The short but informative contribution from Sigvald Persen who uses cupping, which is a healing technique administered consisting of releasing impurities from the blood, outlines the value of the clients own involvement in the healing and recovery process and the role and function the Sámi healer plays in helping to both facilitate and support and some of the mechanisms as such, involved during consultation, treatment and thereafter.

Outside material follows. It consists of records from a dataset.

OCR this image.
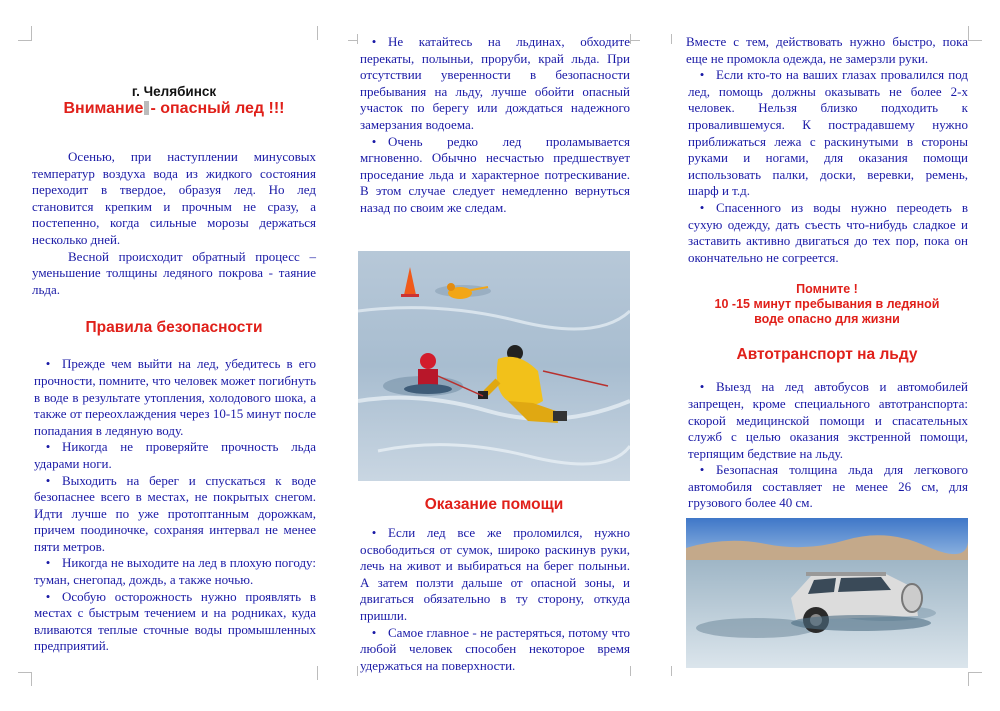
г. Челябинск

Внимание - опасный лед !!!

Осенью, при наступлении минусовых температур воздуха вода из жидкого состояния переходит в твердое, образуя лед. Но лед становится крепким и прочным не сразу, а постепенно, когда сильные морозы держаться несколько дней.

Весной происходит обратный процесс – уменьшение толщины ледяного покрова - таяние льда.

Правила безопасности

• Прежде чем выйти на лед, убедитесь в его прочности, помните, что человек может погибнуть в воде в результате утопления, холодового шока, а также от переохлаждения через 10-15 минут после попадания в ледяную воду.

• Никогда не проверяйте прочность льда ударами ноги.

• Выходить на берег и спускаться к воде безопаснее всего в местах, не покрытых снегом. Идти лучше по уже протоптанным дорожкам, причем поодиночке, сохраняя интервал не менее пяти метров.

• Никогда не выходите на лед в плохую погоду: туман, снегопад, дождь, а также ночью.

• Особую осторожность нужно проявлять в местах с быстрым течением и на родниках, куда вливаются теплые сточные воды промышленных предприятий.

• Не катайтесь на льдинах, обходите перекаты, полыньи, проруби, край льда. При отсутствии уверенности в безопасности пребывания на льду, лучше обойти опасный участок по берегу или дождаться надежного замерзания водоема.

• Очень редко лед проламывается мгновенно. Обычно несчастью предшествует проседание льда и характерное потрескивание. В этом случае следует немедленно вернуться назад по своим же следам.

Оказание помощи

• Если лед все же проломился, нужно освободиться от сумок, широко раскинув руки, лечь на живот и выбираться на берег полыньи. А затем ползти дальше от опасной зоны, и двигаться обязательно в ту сторону, откуда пришли.

• Самое главное - не растеряться, потому что любой человек способен некоторое время удержаться на поверхности.

Вместе с тем, действовать нужно быстро, пока еще не промокла одежда, не замерзли руки.

• Если кто-то на ваших глазах провалился под лед, помощь должны оказывать не более 2-х человек. Нельзя близко подходить к провалившемуся. К пострадавшему нужно приближаться лежа с раскинутыми в стороны руками и ногами, для оказания помощи использовать палки, доски, веревки, ремень, шарф и т.д.

• Спасенного из воды нужно переодеть в сухую одежду, дать съесть что-нибудь сладкое и заставить активно двигаться до тех пор, пока он окончательно не согреется.

Помните !

10 -15 минут пребывания в ледяной

воде опасно для жизни

Автотранспорт на льду

• Выезд на лед автобусов и автомобилей запрещен, кроме специального автотранспорта: скорой медицинской помощи и спасательных служб с целью оказания экстренной помощи, терпящим бедствие на льду.

• Безопасная толщина льда для легкового автомобиля составляет не менее 26 см, для грузового более 40 см.
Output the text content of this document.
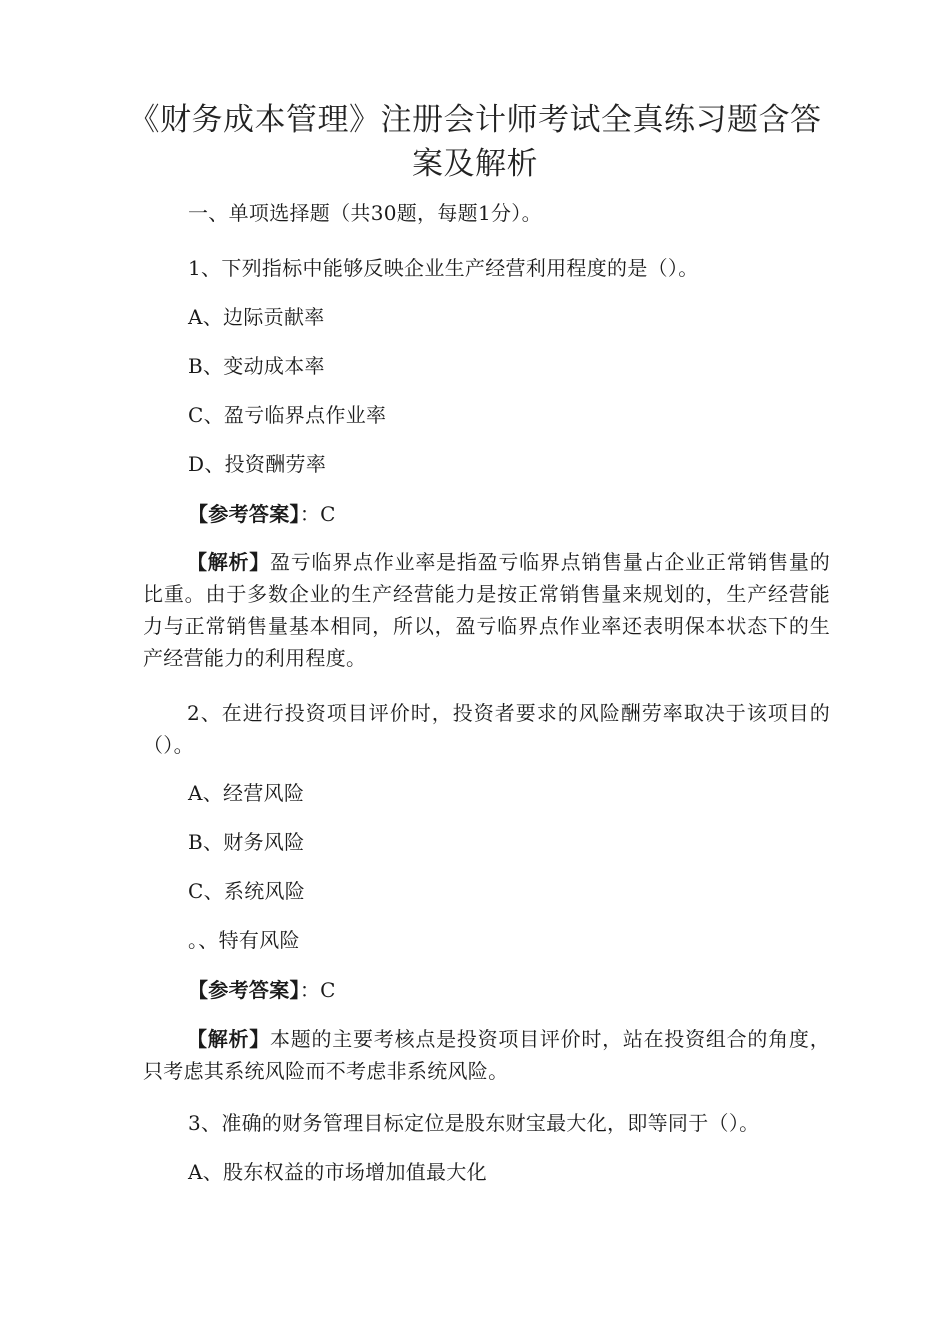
《财务成本管理》注册会计师考试全真练习题含答案及解析
一、单项选择题（共30题，每题1分）。
1、下列指标中能够反映企业生产经营利用程度的是（）。
A、边际贡献率
B、变动成本率
C、盈亏临界点作业率
D、投资酬劳率
【参考答案】：C
【解析】盈亏临界点作业率是指盈亏临界点销售量占企业正常销售量的比重。由于多数企业的生产经营能力是按正常销售量来规划的，生产经营能力与正常销售量基本相同，所以，盈亏临界点作业率还表明保本状态下的生产经营能力的利用程度。
2、在进行投资项目评价时，投资者要求的风险酬劳率取决于该项目的（）。
A、经营风险
B、财务风险
C、系统风险
。、特有风险
【参考答案】：C
【解析】本题的主要考核点是投资项目评价时，站在投资组合的角度，只考虑其系统风险而不考虑非系统风险。
3、准确的财务管理目标定位是股东财宝最大化，即等同于（）。
A、股东权益的市场增加值最大化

The contribution from Trine Kvitberg in chapter six − Suffering in Body and Soul: Lived life and experience of local food change in the Russian Arctic − make another important contribution to the study of Sámi health and healing illness and disease. The material is presented through a case study of women on the Russian Kola Peninsula, northwest Russia. The core of the research examines the background to the changes that have taken place as a result of Russian dominance and destruction of Sámi culture, ways of life; with particular emphasis placed on reindeer herding and food as a livelihood and source of nutrition, well-being and nourishment, and how this has changed dramatically.

The contribution from Mona Anita Kiil in chapter seven brings into focus Sámi health practices as drawn from participant observation from a clinic in the municipality of Nordreisa, which is in northern Troms, Norway, that are by and large unknown outside the culture. Emphasis is placed on what has been adapted as a cultural practice in relation to Laestadianism, known as ‘Reading’ which when further defined is also represented by the terms ‘curing’ and ‘blowing’ according to Kiil. This activity relates to the use of prayer and spoken word as a method, which has significant value with regard to the ‘inner society’ of society in relation to identity and culture; meaning its application highlights the critical function a home plays concerning security during the healing and recovery process through a support network.

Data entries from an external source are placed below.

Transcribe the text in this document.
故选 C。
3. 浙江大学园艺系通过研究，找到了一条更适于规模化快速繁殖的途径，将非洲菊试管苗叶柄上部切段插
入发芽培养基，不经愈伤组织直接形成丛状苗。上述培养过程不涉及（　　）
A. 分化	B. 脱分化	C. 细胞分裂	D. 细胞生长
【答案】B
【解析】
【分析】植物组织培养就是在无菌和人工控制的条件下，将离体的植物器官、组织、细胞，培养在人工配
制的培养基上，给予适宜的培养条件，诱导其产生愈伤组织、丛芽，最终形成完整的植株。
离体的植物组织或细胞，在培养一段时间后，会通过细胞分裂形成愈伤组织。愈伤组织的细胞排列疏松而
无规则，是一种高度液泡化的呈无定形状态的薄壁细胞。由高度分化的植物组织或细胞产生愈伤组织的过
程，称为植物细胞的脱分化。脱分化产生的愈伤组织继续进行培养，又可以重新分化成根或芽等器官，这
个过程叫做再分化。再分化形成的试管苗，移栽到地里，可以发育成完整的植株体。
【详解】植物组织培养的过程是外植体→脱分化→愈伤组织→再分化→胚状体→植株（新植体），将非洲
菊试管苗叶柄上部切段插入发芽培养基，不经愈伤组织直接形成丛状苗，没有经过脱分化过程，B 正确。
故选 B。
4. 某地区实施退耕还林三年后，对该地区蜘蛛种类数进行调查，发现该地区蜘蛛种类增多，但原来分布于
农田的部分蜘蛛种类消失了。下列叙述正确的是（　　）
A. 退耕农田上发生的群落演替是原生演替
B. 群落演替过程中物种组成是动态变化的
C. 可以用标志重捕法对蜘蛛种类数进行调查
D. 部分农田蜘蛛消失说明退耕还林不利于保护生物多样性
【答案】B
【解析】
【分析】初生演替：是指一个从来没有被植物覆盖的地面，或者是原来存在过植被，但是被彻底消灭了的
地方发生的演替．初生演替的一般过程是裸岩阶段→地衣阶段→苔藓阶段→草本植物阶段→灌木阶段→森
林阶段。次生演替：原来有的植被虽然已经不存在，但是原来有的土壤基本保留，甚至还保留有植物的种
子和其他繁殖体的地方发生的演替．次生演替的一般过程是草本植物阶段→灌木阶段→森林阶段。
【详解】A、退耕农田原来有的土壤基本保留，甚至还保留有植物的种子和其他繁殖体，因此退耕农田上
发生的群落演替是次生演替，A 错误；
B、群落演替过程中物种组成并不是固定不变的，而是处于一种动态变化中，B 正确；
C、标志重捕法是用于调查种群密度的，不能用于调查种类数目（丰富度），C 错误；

Chapter eight by Randi Nymo is titled Keeping the doors open: Everyday life between knowledge systems in the Markebygd area . . .. This was encompassing and like the previous chapters, a delight to read. Moreover, it is a thoroughly interesting and important contribution, which was skilfully compiled and presented through a series of interviews with Sámi persons. Like the former contributors and concerning the background to the study, Nymo reflects on the influence colonialism has had on Sámi ways of life, concerning healing practices, customs and the use of traditional knowledge in everyday life for health and well-being, and the consequences of these forces, which has manifest as violence and racism, are covered within education, medicine, agriculture and religion.

The last chapter, nine, titled Gifts of dreams: Connecting to Sámi epistemic practice by Britt Kramvig brings the scholarly publication to a close with a fascinating chapter about the important role and function dreaming plays in health, healing and well-being in different setting in north Norway. What makes the chapter of particular interest is how the discourse is presented through participant observation with various subjects sharing their stories about truth dreams and other forms of dreaming that heal and bring forth premonitions and answers to future events and directions for living.

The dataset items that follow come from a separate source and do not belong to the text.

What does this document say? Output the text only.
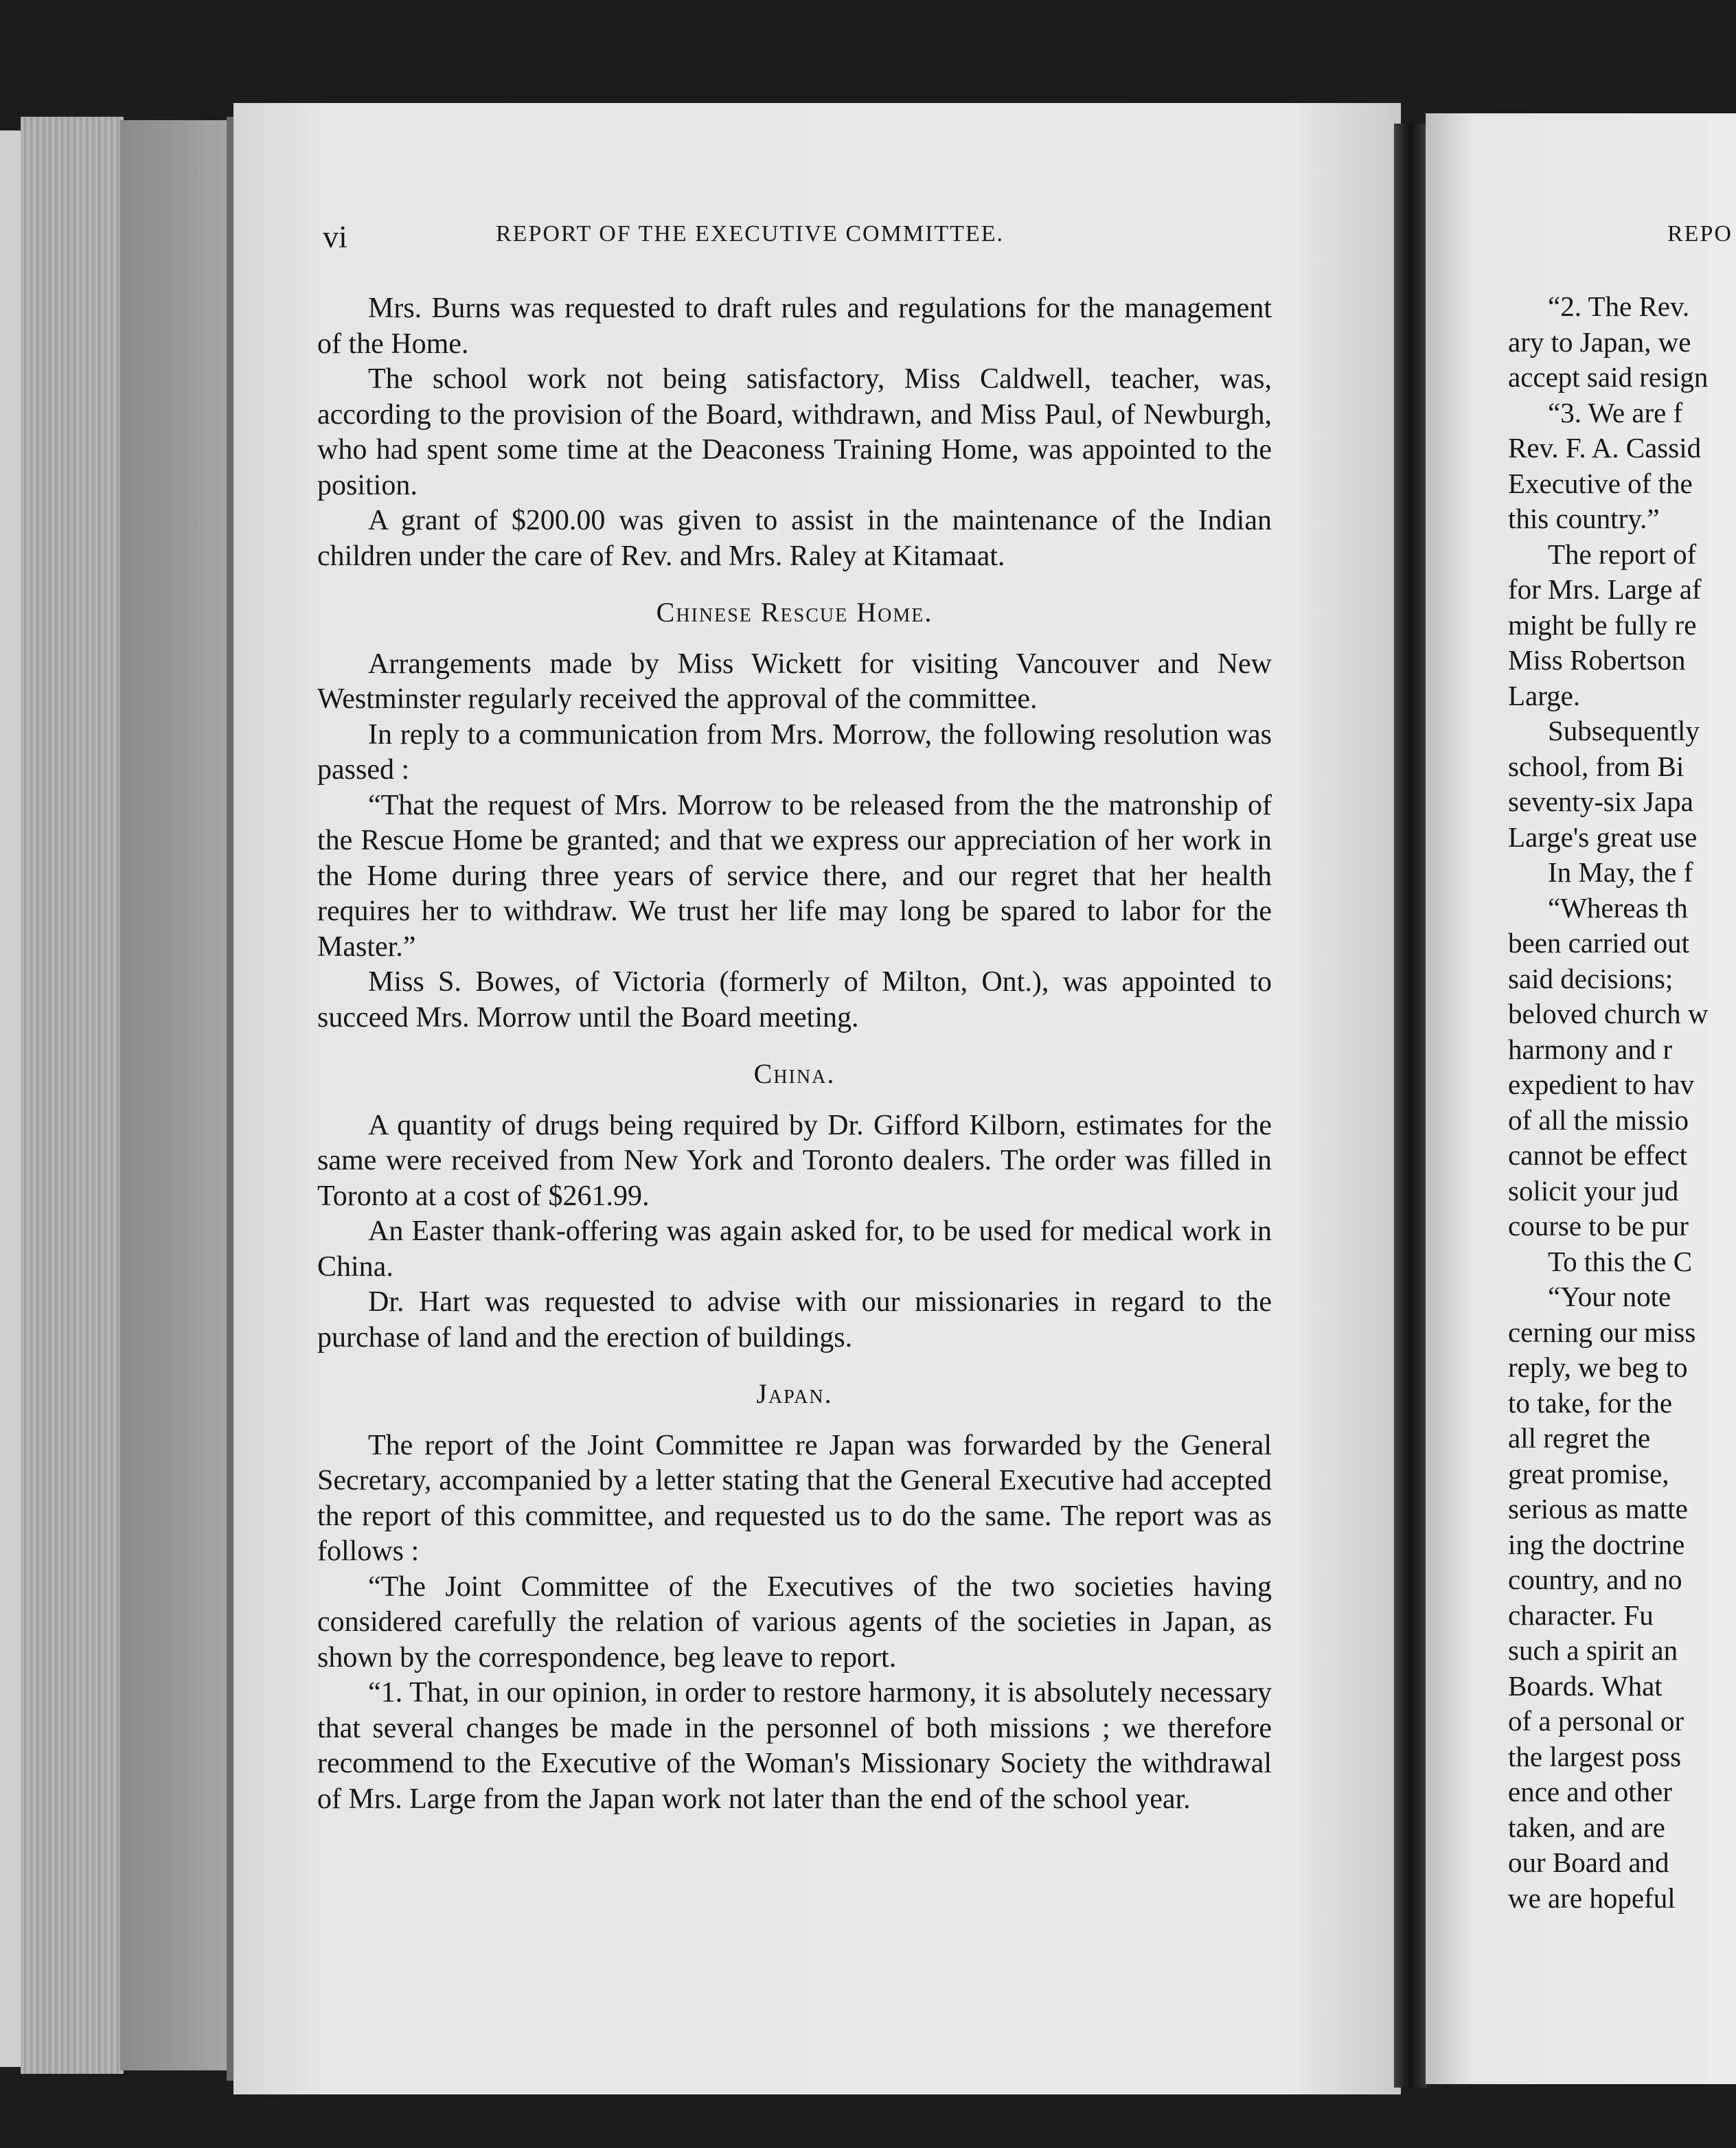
vi	REPORT OF THE EXECUTIVE COMMITTEE.	REPO

Mrs. Burns was requested to draft rules and regulations for the management of the Home.

The school work not being satisfactory, Miss Caldwell, teacher, was, according to the provision of the Board, withdrawn, and Miss Paul, of Newburgh, who had spent some time at the Deaconess Training Home, was appointed to the position.

A grant of $200.00 was given to assist in the maintenance of the Indian children under the care of Rev. and Mrs. Raley at Kitamaat.

Chinese Rescue Home.

Arrangements made by Miss Wickett for visiting Vancouver and New Westminster regularly received the approval of the committee.

In reply to a communication from Mrs. Morrow, the following resolution was passed :

“That the request of Mrs. Morrow to be released from the the matronship of the Rescue Home be granted; and that we express our appreciation of her work in the Home during three years of service there, and our regret that her health requires her to withdraw. We trust her life may long be spared to labor for the Master.”

Miss S. Bowes, of Victoria (formerly of Milton, Ont.), was appointed to succeed Mrs. Morrow until the Board meeting.

China.

A quantity of drugs being required by Dr. Gifford Kilborn, estimates for the same were received from New York and Toronto dealers. The order was filled in Toronto at a cost of $261.99.

An Easter thank-offering was again asked for, to be used for medical work in China.

Dr. Hart was requested to advise with our missionaries in regard to the purchase of land and the erection of buildings.

Japan.

The report of the Joint Committee re Japan was forwarded by the General Secretary, accompanied by a letter stating that the General Executive had accepted the report of this committee, and requested us to do the same. The report was as follows :

“The Joint Committee of the Executives of the two societies having considered carefully the relation of various agents of the societies in Japan, as shown by the correspondence, beg leave to report.

“1. That, in our opinion, in order to restore harmony, it is absolutely necessary that several changes be made in the personnel of both missions ; we therefore recommend to the Executive of the Woman's Missionary Society the withdrawal of Mrs. Large from the Japan work not later than the end of the school year.

“2. The Rev.
ary to Japan, we
accept said resign
“3. We are f
Rev. F. A. Cassid
Executive of the
this country.”
The report of
for Mrs. Large af
might be fully re
Miss Robertson
Large.
Subsequently
school, from Bi
seventy-six Japa
Large's great use
In May, the f
“Whereas th
been carried out
said decisions;
beloved church w
harmony and r
expedient to hav
of all the missio
cannot be effect
solicit your jud
course to be pur
To this the C
“Your note
cerning our miss
reply, we beg to
to take, for the
all regret the
great promise,
serious as matte
ing the doctrine
country, and no
character. Fu
such a spirit an
Boards. What
of a personal or
the largest poss
ence and other
taken, and are
our Board and
we are hopeful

To sum up the review of this new book, I would say that the positive experiences of reading the book was the amount of new information within the chapters, which I found to be of much interest and value concerning Sámi studies. Engagement with Sámi healers provides different examples of how the culture is opening up in order to document and preserve traditional knowledge. The downside of the book was that some of the written composition of a number of themes in chapters went off in different ways in order to discuss other subject matter and then returned to the original themes, which blurred the focus. Other sub-chapter headings would have been needed in order to emphasize this, thus at times, avoiding getting lost in the text.